Jessica, now Jessi Toronjo, thinks Jeff is guilty and told police she remembered seeing the gun still hanging in a bedroom when she left for the sleepover.

She tells D'Ambra that she knew Pelley was guilty when he wouldn't look at her during the trial.

"If you didn’t do it, you’re going to look at someone and be like, 'Dude, hey, I didn’t do it,'" she says in Episode 11. "Nope, kept his head down, didn’t look at me one time."

The cover of the 2019 book "I am Jessica," about the impact of the 1989 Pelley family quadruple homicide in Lakeville. Image provided
The cover of the 2019 book "I am Jessica," about the impact of the 1989 Pelley family quadruple homicide in Lakeville.
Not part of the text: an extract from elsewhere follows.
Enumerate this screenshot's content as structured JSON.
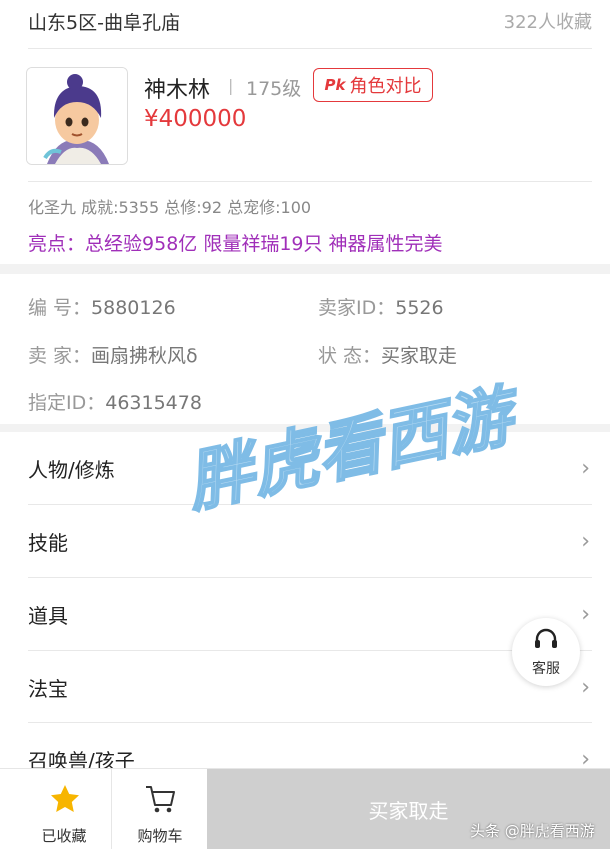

Image provided

She elaborates on those feelings in a 2019 memoir, "I Am Jessica: A Survivor's Powerful Story of Healing and Hope," written by her cousin, Jamie Collins.

Jacque has said she couldn’t recall whether the gun was in the house before she left that weekend but noted she had no reason to look for it.

Jacque maintains a website, justiceforjeff.org, that asserts Jeff's innocence. When contacted for comment, she asked that The Tribune not publish her last name or identify where she’s living now.

But she praised the podcast.

“Delia's work is a great representation of the facts and the hard work that Fran and her students have put in over the years,” Jacque said. “We never wanted to lead Delia in any certain direction. We wanted to let her do her own research to see if she came up with the same stuff that we did, or possibly more than we did. We wanted her to follow it wherever it took her.”